The handbook provides a checklist for conflict sensitive journalism with examples of what it is and isn't. It elaborates on journalistic choices of language and approaches to description and their effects based on the thinking that: "As journalists, our most powerful tools are the words we use. And the pictures and sounds. We can use our tools to build understanding instead of fears and myths."

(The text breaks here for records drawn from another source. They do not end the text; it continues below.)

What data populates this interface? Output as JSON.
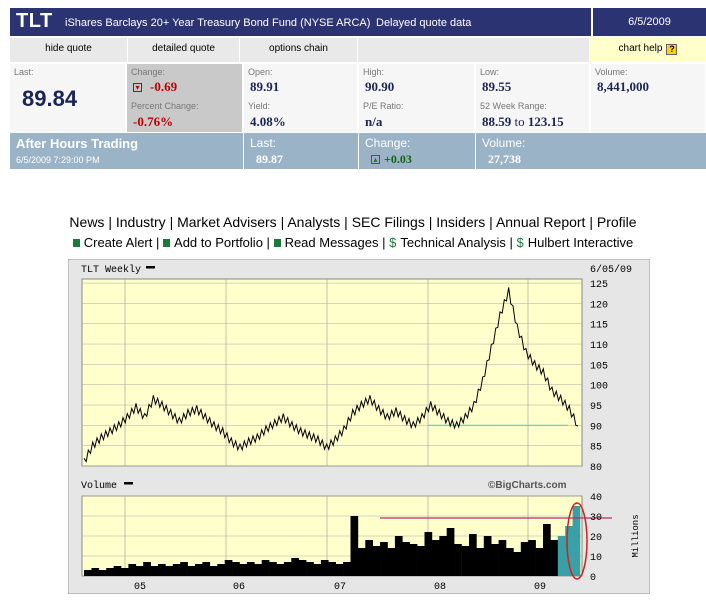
{
  "header": {
    "symbol": "TLT",
    "name": "iShares Barclays 20+ Year Treasury Bond Fund (NYSE ARCA)",
    "delay_note": "Delayed quote data",
    "date": "6/5/2009"
  },
  "nav": {
    "hide_quote": "hide quote",
    "detailed_quote": "detailed quote",
    "options_chain": "options chain",
    "chart_help": "chart help",
    "help_icon_glyph": "?"
  },
  "quote": {
    "last_label": "Last:",
    "last_value": "89.84",
    "change_label": "Change:",
    "change_value": "-0.69",
    "percent_change_label": "Percent Change:",
    "percent_change_value": "-0.76%",
    "open_label": "Open:",
    "open_value": "89.91",
    "yield_label": "Yield:",
    "yield_value": "4.08%",
    "high_label": "High:",
    "high_value": "90.90",
    "pe_label": "P/E Ratio:",
    "pe_value": "n/a",
    "low_label": "Low:",
    "low_value": "89.55",
    "range_label": "52 Week Range:",
    "range_low": "88.59",
    "range_to": "to",
    "range_high": "123.15",
    "volume_label": "Volume:",
    "volume_value": "8,441,000"
  },
  "after_hours": {
    "title": "After Hours Trading",
    "timestamp": "6/5/2009 7:29:00 PM",
    "last_label": "Last:",
    "last_value": "89.87",
    "change_label": "Change:",
    "change_value": "+0.03",
    "volume_label": "Volume:",
    "volume_value": "27,738"
  },
  "links_row1": [
    "News",
    "Industry",
    "Market Advisers",
    "Analysts",
    "SEC Filings",
    "Insiders",
    "Annual Report",
    "Profile"
  ],
  "links_row2": [
    "Create Alert",
    "Add to Portfolio",
    "Read Messages",
    "Technical Analysis",
    "Hulbert Interactive"
  ],
  "link_separator": "|",
  "colors": {
    "header_bg": "#2b3372",
    "after_hours_bg": "#9bb3c6",
    "chart_plot_bg": "#ffffcc",
    "negative": "#c00000",
    "positive": "#116611",
    "support_line": "#5fd0e0",
    "volume_line": "#b0306a",
    "highlight_ellipse": "#d02020"
  },
  "chart_data": [
    {
      "type": "line",
      "title": "TLT Weekly",
      "date_label": "6/05/09",
      "x_tick_labels": [
        "05",
        "06",
        "07",
        "08",
        "09"
      ],
      "y_tick_labels": [
        "80",
        "85",
        "90",
        "95",
        "100",
        "105",
        "110",
        "115",
        "120",
        "125"
      ],
      "ylim": [
        80,
        126
      ],
      "grid": true,
      "support_level": 90,
      "series": [
        {
          "values": [
            81,
            85,
            87,
            88.5,
            90,
            92,
            94.5,
            92,
            96.5,
            95,
            93,
            91,
            93,
            94,
            92,
            90,
            88.5,
            86,
            84.5,
            86,
            87,
            89,
            90.5,
            92,
            90,
            88.5,
            87.5,
            86.5,
            84.5,
            86.5,
            89,
            93,
            95,
            96.5,
            94,
            92,
            93.5,
            91.5,
            90,
            92,
            95,
            93,
            91,
            90,
            92,
            95,
            101,
            109,
            117,
            123,
            114,
            108,
            105,
            103,
            98.5,
            96.5,
            94,
            89.84
          ]
        }
      ]
    },
    {
      "type": "area",
      "title": "Volume",
      "watermark": "©BigCharts.com",
      "ylabel": "Millions",
      "y_tick_labels": [
        "0",
        "10",
        "20",
        "30",
        "40"
      ],
      "ylim": [
        0,
        40
      ],
      "threshold_level": 29,
      "series": [
        {
          "values": [
            3,
            4,
            3,
            4,
            5,
            4,
            6,
            5,
            7,
            5,
            6,
            5,
            6,
            7,
            5,
            6,
            7,
            5,
            6,
            8,
            7,
            6,
            7,
            6,
            8,
            7,
            6,
            7,
            9,
            8,
            7,
            6,
            8,
            7,
            6,
            7,
            30,
            14,
            18,
            15,
            17,
            14,
            20,
            17,
            16,
            15,
            22,
            18,
            20,
            24,
            16,
            15,
            21,
            14,
            20,
            16,
            18,
            14,
            12,
            17,
            18,
            14,
            26,
            18,
            20,
            25,
            35
          ]
        }
      ]
    }
  ]
}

Author Ross Howard includes the following specific points:
- de-emphasise the "two opposing sides," reporting in favour of including voices of all who are affected;
- avoid quoting the leaders by quoting ordinary people;
- report on common ground more than division;
- treat suffering of all sides;
- avoid inflammatory language like "devastation" and emotional or imprecise words like "massacre"; instead, use the more specific "deliberate killing of innocent, unarmed civilians...";
- avoid language that takes sides like "terrorist" and substitute what people call themselves;
- avoid making opinion into fact - use a person's name with their opinion; and
- don't wait for leaders to suggest solutions - explore peace, put ideas to the leaders, and report their responses.
The section on newsroom culture speaks to the need for professionalism versus patriotism and for reaching the "other side" of any conflict. It includes comparative examples of traditional and conflict sensitive reporting with a "See the difference" analysis section for each. The same format elaborates the topics of prejudice and newsroom diversity with checklists, examples, and analysis.